Его неосведомленность в области советской жизни казалась притворной. Например, он был уверен, что Дзержинский – жив. И что «Коминтерн» – название музыкального ансамбля.
Он не узнавал членов Политбюро ЦК. Когда на фасаде его дома укрепили шестиметровый портрет Мжаванадзе, Бродский сказал:
– Кто это? Похож на Уильяма Блэйка…»
Кроме того, стоит заметить, что, читая со сцены свои стихи, Пустота «не интонирует», выделяя конец строки, но не синтагмы, в соответствии с тем каноном, которого придерживались чтецы Серебряного века, а позже, например, тот же Бродский. К тому же ритмика и строфика стихотворений Петра Пустоты практически тождественна ритмике и строфике акцентного стиха ночного мотылька Мити из «Жизни насекомых». Следует также вспомнить, что и в том случае наблюдалась параллель с «Письмами римскому другу» И. Бродского (античный контекст, древнеримские аллюзии).

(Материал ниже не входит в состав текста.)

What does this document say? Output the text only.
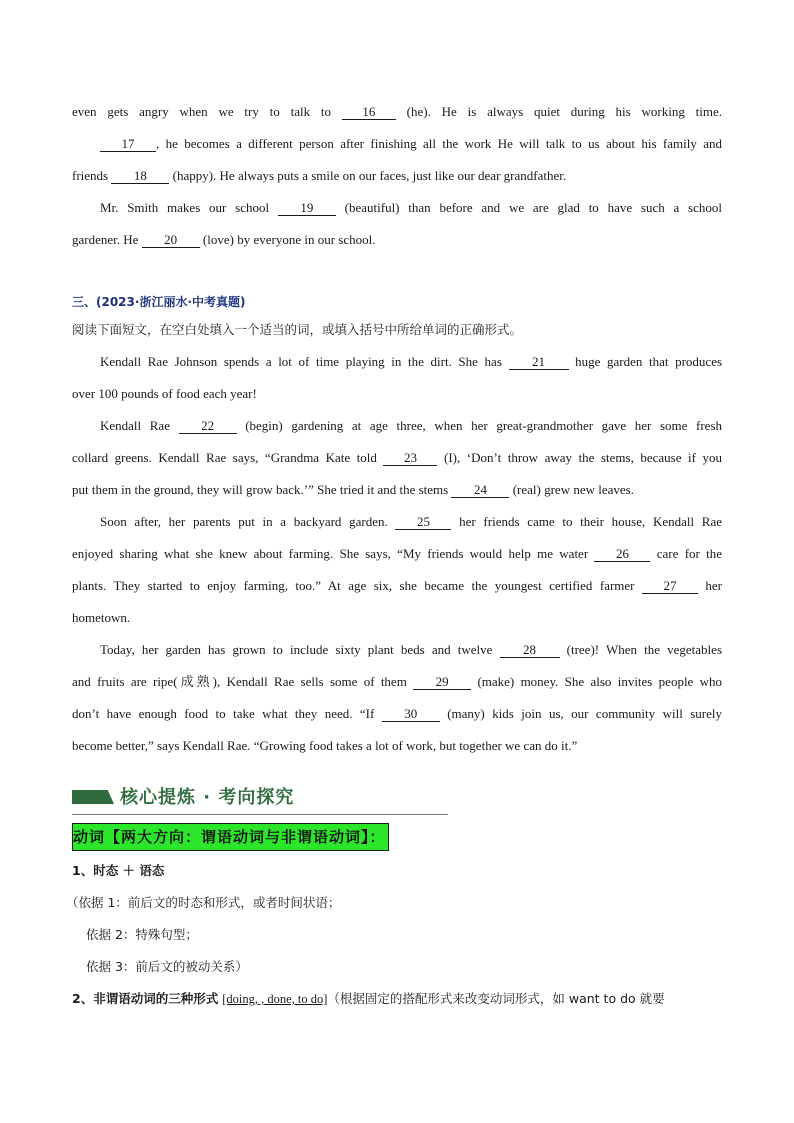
even gets angry when we try to talk to 16 (he). He is always quiet during his working time.
17 , he becomes a different person after finishing all the work He will talk to us about his family and
friends 18 (happy). He always puts a smile on our faces, just like our dear grandfather.
Mr. Smith makes our school 19 (beautiful) than before and we are glad to have such a school
gardener. He 20 (love) by everyone in our school.
三、(2023·浙江丽水·中考真题)
阅读下面短文，在空白处填入一个适当的词，或填入括号中所给单词的正确形式。
Kendall Rae Johnson spends a lot of time playing in the dirt. She has 21 huge garden that produces
over 100 pounds of food each year!
Kendall Rae 22 (begin) gardening at age three, when her great-grandmother gave her some fresh
collard greens. Kendall Rae says, “Grandma Kate told 23 (I), ‘Don’t throw away the stems, because if you
put them in the ground, they will grow back.’” She tried it and the stems 24 (real) grew new leaves.
Soon after, her parents put in a backyard garden. 25 her friends came to their house, Kendall Rae
enjoyed sharing what she knew about farming. She says, “My friends would help me water 26 care for the
plants. They started to enjoy farming, too.” At age six, she became the youngest certified farmer 27 her
hometown.
Today, her garden has grown to include sixty plant beds and twelve 28 (tree)! When the vegetables
and fruits are ripe(成熟), Kendall Rae sells some of them 29 (make) money. She also invites people who
don’t have enough food to take what they need. “If 30 (many) kids join us, our community will surely
become better,” says Kendall Rae. “Growing food takes a lot of work, but together we can do it.”
核心提炼 · 考向探究
动词【两大方向：谓语动词与非谓语动词】：
1、时态 ＋ 语态
（依据 1：前后文的时态和形式，或者时间状语；
依据 2：特殊句型；
依据 3：前后文的被动关系）
2、非谓语动词的三种形式 [doing, , done, to do]（根据固定的搭配形式来改变动词形式，如 want to do 就要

В. Пелевину вообще свойственны не самые ординарные реминисценции и интертекстуальные заимствования. Например, в сцене с появлением Григория Котовского и несостоявшейся в виду неисправности его оружия перестрелкой.
«Выдвинув барабан вбок, он несколько раз взвел и спустил курок, тихо выругался и недоверчиво покачал головой. Я с удивлением заметил, что патроны вставлены во все гнезда барабана.
– Черт бы взял эти тульские наганы, – сказал он, поднимая на меня взгляд. – Никогда нельзя на них полагаться. Однажды я уже попал из-за них в такой переплет…» [С. 145]
Повествователь не сообщает, что это за «переплет», но здесь очевидна аллюзия на сцену из советской литературы для юношества – апокрифичных «Рассказов о Котовском» Алексея Гарри (1959).
Григорий Котовский у Гарри устраивает ловушку банде атамана Матюхина, выдавая себя за такого же атамана, чтобы затем в темной комнате разоблачиться и уничтожить всех матюхинских офицеров. Оружие Котовского дает осечку:
«Наган был новенький, нестрелянный, один из тех, которыми котовцев недавно снабдили из Тамбова. Комбриг еще дважды нажимал спусковой крючок, но выстрелов не последовало».
Разумеется, приключенческий сюжет приводит читателя к счастливой развязке.
Аллюзия – ни к чему не обязывает, так как для реципиента романа В. Пелевина не принципиально значимы подробности внесценического события. Однако, для нарратора очевидна связь между учитываемым мифом о благочестивом (не курит, добр с детьми), революционно преданным красным бригадным командире и мифом о бритоголовом «воре в законе» на службе у большевиков, которая дает толчок к созданию образа мистика Котовского, способного сотворить Вселенную.
Таким образом, сборник прозы А. Гарри становится «предтекстом» романа «Чапаев и Пустота» наравне с книгой Д. Фурманова.
Если в романе В. Пелевина протагонист получает столь облагораживающее соотнесение с фигурой лауреата Нобелевской премии и в целом является образованным, интеллигентным человеком, то «реальный» ординарец Чапаева (не из анекдотов, а из романа «Чапаев», если последний полагать произведением реалистическим, как настаивает его нарратор) Петька разительнее всех «вариантов» этого «исторического лица» отличается от пелевинского героя. «Петька – так почти все по привычке звали Исаева – высунул в дверь свою крошечную головку, мизинцем поманил Попова и сунул ему записку. Там значилось:
Лошыди и вся готовыя дылажи Василей Иванычу.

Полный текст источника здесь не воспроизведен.